Whiteness may have more to do with the problem than does fundamentalism. Just before the 2016 election, the Public Religion Research Institute estimated that white evangelicals favored Trump over Hillary Clinton 66–17. White mainline Protestants favored Trump 49–39, and white Catholics 48–41. Everybody else surveyed favored Clinton. In short, Trump relies on white people for his support—and on white evangelicals to an extraordinary degree. Whiteness is Trump’s greatest political advantage.
As valuable as this volume is, its authors rarely identify white evangelicalism as the core problem. Nonwhite evangelicals almost always reject Trump. When we’re talking about American politics, every general reference to evangelicalism falls short: it’s all about whiteness.

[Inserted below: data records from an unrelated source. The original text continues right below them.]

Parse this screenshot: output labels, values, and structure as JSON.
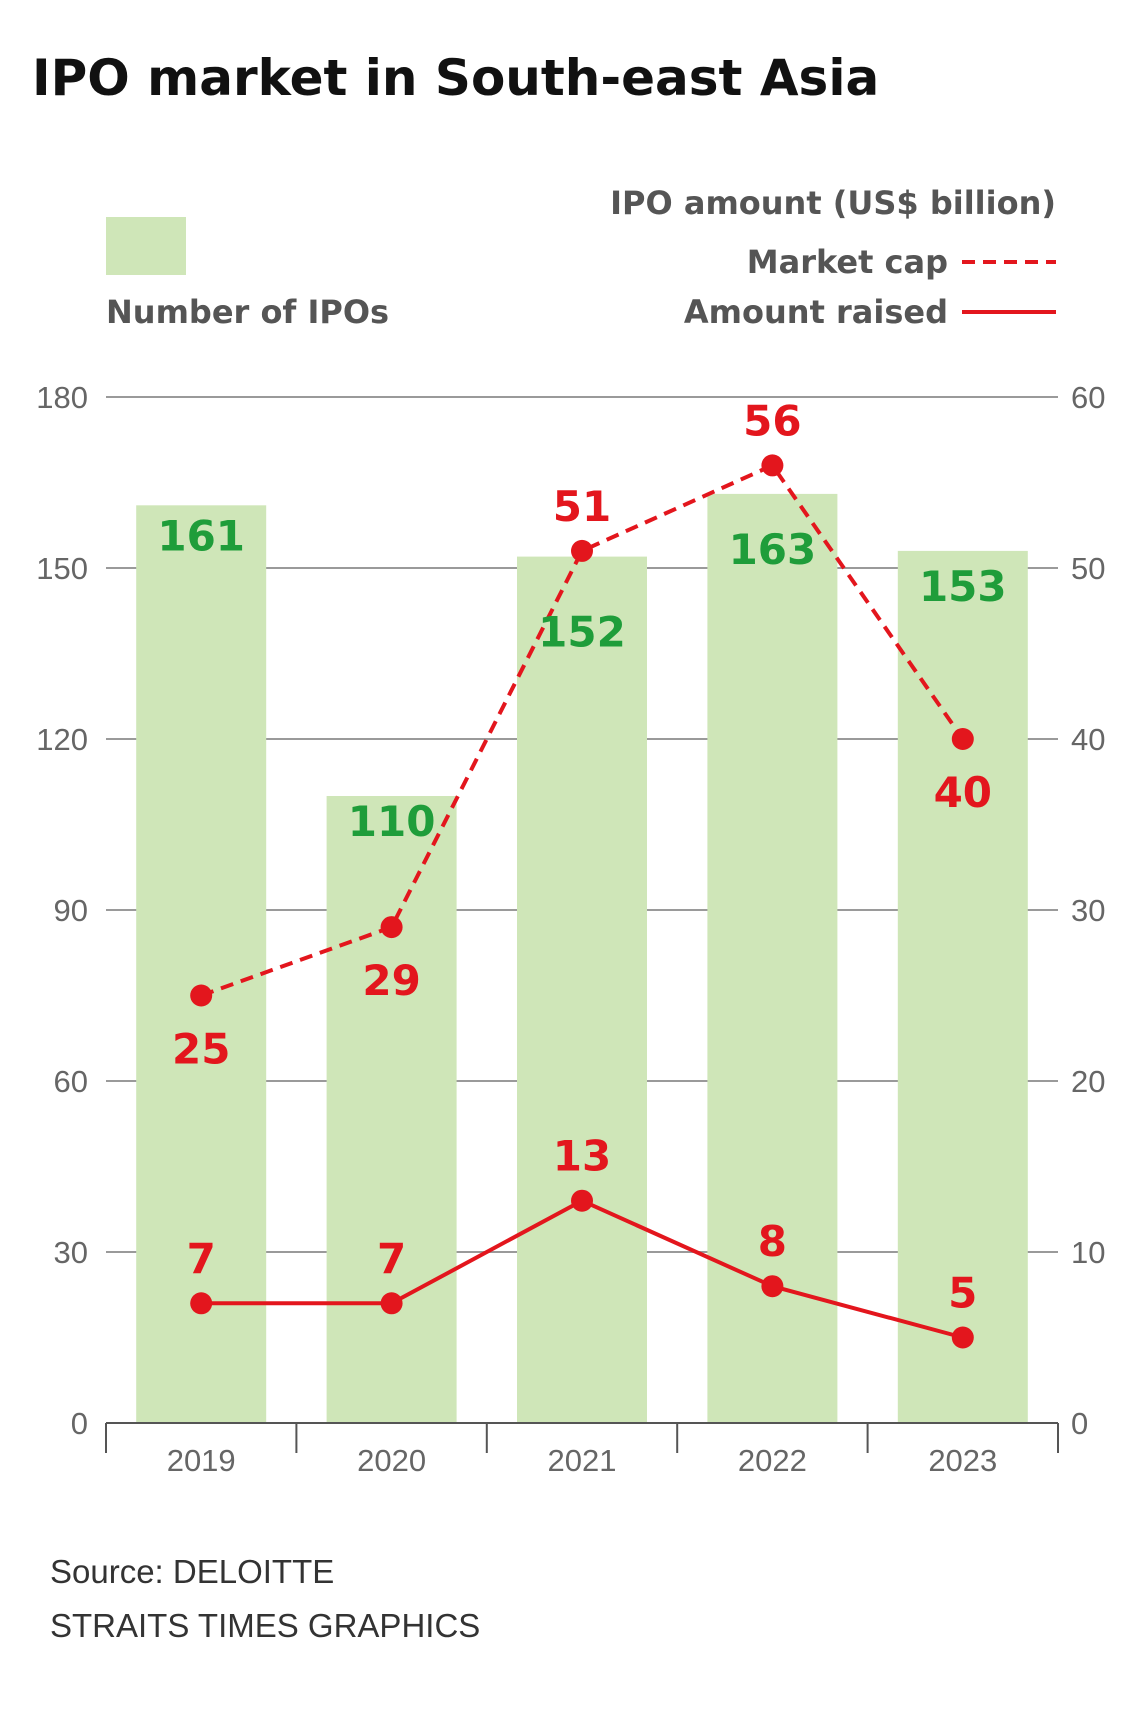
{
  "chart_data": {
    "type": "bar",
    "title": "IPO market in South-east Asia",
    "categories": [
      "2019",
      "2020",
      "2021",
      "2022",
      "2023"
    ],
    "bar_series": {
      "name": "Number of IPOs",
      "values": [
        161,
        110,
        152,
        163,
        153
      ],
      "color": "#cfe6b8",
      "label_color": "#1f9d3a"
    },
    "line_series_title": "IPO amount (US$ billion)",
    "line_series": [
      {
        "name": "Market cap",
        "values": [
          25,
          29,
          51,
          56,
          40
        ],
        "style": "dashed",
        "color": "#e3161d"
      },
      {
        "name": "Amount raised",
        "values": [
          7,
          7,
          13,
          8,
          5
        ],
        "style": "solid",
        "color": "#e3161d"
      }
    ],
    "left_axis": {
      "ylim": [
        0,
        180
      ],
      "ticks": [
        "0",
        "30",
        "60",
        "90",
        "120",
        "150",
        "180"
      ]
    },
    "right_axis": {
      "ylim": [
        0,
        60
      ],
      "ticks": [
        "0",
        "10",
        "20",
        "30",
        "40",
        "50",
        "60"
      ]
    },
    "grid": true,
    "legend_placement": "top"
  },
  "footer": {
    "source": "Source: DELOITTE",
    "credit": "STRAITS TIMES GRAPHICS"
  }
}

This is not to say that white evangelicals who support Trump are all overt racists. Some of Trump’s white supporters instead tolerate, perhaps even deny, the racism of his rhetoric and his politics because they follow him for other reasons. Nevertheless, research shows a strong overlap between evangelical fear and white fear, between evangelical resentment and white resentment. This is how racial politics work: not primarily by voicing explicit racism, but by speaking to white people’s particular alienation and anxiety.
I hope this volume will convince many evangelicals to reassess their support for Donald Trump. Sider and his colleagues have mobilized important voices to attest that support for Trump is incompatible with an evangelical witness. Collectively their arguments embrace diverse fundamental evangelical values: personal morality, piety, honesty, compassion, and trust in divine providence. And while some of these authors have expanded their audiences by opposing Trump, others have a great deal to lose. When people like Galli and Southern Baptist ethicist Russell Moore have criticized Trump, the backlash has been intense. It takes courage to do what these authors have done.
A version of this article appears in the print edition under the title “Another evangelical intervention.”